WOLF LAKE, Ill. -- From mid-March to mid-May each year and throughout September and October, the U.S. Forest Service closes a 2 1/2-mile section of LaRue Road in Shawnee National Forest to be good to snakes. As far as he knows, nowhere else in the U.S. is there a road closed to allow snake crossings...

WOLF LAKE, Ill. -- From mid-March to mid-May each year and throughout September and October, the U.S. Forest Service closes a 2 1/2-mile section of LaRue Road in Shawnee National Forest to be good to snakes.

As far as he knows, nowhere else in the U.S. is there a road closed to allow snake crossings.

The snake migration at the LaRue Pine Hills Natural Area is a unique event in the U.S., Forest Service wildlife botanist and biologist Raymond G. Smith says. The only similar occurrence is the closure of huge areas in the West for elk migrations.

Gates are closed on the gravel road in the spring to enable the snakes to come down from the Bailey limestone bluffs that rise 300 feet above LaRue Swamp. In the fall, the snakes return to the bluffs because they can't go underground in the approximately 700-acre swamp.

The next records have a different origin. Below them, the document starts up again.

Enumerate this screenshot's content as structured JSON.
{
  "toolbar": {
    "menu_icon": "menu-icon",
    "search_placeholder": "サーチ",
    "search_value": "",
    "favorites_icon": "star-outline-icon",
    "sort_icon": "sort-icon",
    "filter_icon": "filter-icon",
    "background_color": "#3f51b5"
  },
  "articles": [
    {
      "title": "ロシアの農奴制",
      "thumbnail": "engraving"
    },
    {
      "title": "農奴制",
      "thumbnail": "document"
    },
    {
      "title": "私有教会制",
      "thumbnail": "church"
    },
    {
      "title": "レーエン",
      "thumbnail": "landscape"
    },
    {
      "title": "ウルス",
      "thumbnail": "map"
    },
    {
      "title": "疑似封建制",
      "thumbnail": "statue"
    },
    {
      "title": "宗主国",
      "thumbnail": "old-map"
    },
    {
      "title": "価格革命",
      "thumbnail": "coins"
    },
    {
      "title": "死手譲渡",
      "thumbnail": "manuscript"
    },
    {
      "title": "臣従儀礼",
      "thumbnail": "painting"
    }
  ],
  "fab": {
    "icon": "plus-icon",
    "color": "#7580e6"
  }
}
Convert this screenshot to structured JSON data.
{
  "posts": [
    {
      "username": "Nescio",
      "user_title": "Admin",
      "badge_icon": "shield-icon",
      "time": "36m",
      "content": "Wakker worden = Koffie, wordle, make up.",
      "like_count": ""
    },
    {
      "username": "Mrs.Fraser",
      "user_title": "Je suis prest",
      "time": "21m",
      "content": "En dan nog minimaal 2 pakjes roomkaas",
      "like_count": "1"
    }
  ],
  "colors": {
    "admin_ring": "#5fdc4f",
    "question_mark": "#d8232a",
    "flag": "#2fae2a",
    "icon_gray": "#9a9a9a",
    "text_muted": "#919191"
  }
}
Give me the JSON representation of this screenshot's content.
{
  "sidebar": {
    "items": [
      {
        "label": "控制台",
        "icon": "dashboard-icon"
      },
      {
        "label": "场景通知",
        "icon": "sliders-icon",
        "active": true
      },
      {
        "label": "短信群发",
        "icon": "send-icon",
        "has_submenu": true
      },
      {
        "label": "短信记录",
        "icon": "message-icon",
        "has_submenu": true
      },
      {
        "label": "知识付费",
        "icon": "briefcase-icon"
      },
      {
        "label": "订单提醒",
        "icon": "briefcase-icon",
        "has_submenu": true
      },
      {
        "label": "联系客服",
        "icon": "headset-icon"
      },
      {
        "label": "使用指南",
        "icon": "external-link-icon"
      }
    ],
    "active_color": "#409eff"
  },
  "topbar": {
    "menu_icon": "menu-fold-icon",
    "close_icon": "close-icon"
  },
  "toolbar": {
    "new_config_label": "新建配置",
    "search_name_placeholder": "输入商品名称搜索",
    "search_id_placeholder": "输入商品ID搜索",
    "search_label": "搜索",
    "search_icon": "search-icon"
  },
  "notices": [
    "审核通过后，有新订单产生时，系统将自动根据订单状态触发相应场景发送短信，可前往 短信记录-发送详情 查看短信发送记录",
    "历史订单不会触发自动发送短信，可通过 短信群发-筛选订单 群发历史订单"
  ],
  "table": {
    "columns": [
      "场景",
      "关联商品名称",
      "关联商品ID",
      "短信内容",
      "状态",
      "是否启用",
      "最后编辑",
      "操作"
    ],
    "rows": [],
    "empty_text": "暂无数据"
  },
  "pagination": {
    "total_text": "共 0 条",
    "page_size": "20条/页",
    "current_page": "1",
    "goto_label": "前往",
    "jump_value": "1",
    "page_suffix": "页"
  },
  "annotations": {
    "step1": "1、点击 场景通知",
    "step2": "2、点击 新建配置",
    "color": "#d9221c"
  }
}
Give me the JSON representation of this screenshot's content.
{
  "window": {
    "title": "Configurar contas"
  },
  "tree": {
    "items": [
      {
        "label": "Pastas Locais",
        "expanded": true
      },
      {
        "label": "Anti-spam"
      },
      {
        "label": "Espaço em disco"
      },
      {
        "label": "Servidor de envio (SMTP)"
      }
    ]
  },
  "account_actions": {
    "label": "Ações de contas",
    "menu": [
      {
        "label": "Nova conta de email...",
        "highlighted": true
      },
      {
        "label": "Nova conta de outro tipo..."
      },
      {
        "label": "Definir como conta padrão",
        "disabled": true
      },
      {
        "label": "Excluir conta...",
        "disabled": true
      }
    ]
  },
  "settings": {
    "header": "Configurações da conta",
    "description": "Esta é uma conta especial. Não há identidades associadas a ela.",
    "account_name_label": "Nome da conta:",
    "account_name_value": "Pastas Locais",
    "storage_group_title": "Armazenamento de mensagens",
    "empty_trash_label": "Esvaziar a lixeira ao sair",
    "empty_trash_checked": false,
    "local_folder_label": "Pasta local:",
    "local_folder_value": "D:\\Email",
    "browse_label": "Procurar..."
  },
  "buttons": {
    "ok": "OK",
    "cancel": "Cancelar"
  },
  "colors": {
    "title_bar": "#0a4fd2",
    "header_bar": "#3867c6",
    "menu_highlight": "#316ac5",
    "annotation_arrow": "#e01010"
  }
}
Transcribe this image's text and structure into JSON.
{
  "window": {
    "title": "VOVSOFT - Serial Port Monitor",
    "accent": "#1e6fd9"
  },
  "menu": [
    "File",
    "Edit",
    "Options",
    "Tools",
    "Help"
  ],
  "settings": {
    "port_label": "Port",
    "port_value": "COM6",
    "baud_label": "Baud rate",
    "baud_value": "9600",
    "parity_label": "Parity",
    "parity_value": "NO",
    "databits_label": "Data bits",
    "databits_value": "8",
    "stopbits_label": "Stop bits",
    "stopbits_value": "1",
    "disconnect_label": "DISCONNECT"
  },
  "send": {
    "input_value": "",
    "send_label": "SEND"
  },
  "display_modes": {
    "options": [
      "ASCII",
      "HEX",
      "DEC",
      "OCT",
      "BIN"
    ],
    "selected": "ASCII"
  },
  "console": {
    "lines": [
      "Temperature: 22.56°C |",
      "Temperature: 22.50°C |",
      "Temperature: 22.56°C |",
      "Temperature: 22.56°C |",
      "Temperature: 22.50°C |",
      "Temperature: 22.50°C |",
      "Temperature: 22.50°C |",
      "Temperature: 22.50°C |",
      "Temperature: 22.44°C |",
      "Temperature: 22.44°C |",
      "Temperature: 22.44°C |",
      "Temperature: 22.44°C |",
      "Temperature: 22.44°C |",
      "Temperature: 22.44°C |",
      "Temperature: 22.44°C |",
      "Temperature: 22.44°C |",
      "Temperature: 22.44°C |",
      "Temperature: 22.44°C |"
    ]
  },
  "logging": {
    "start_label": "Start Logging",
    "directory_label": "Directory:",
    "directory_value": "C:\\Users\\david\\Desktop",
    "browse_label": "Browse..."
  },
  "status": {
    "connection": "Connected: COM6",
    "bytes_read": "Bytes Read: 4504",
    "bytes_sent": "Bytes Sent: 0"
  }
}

Not that the road is exactly crawling with snakes during this time of year. None were spotted during a two-hour walk on the road Friday. But on a warm day after a cool night Smith has seen more than a dozen snakes crossing during a walk down the road.

The Forest Service has been closing the road since the 1970s. But Smith acknowledges there are people who don't understand it, who think driving over a snake would be doing the world a favor.

The Forest Service doesn't agree. "We're supposed to maintain the biodiversity and not lose any native vertebrate from the National Forest," Smith says.

Most biologists believe that every animal fills a niche, the former Peace Corps volunteer from Chicago adds.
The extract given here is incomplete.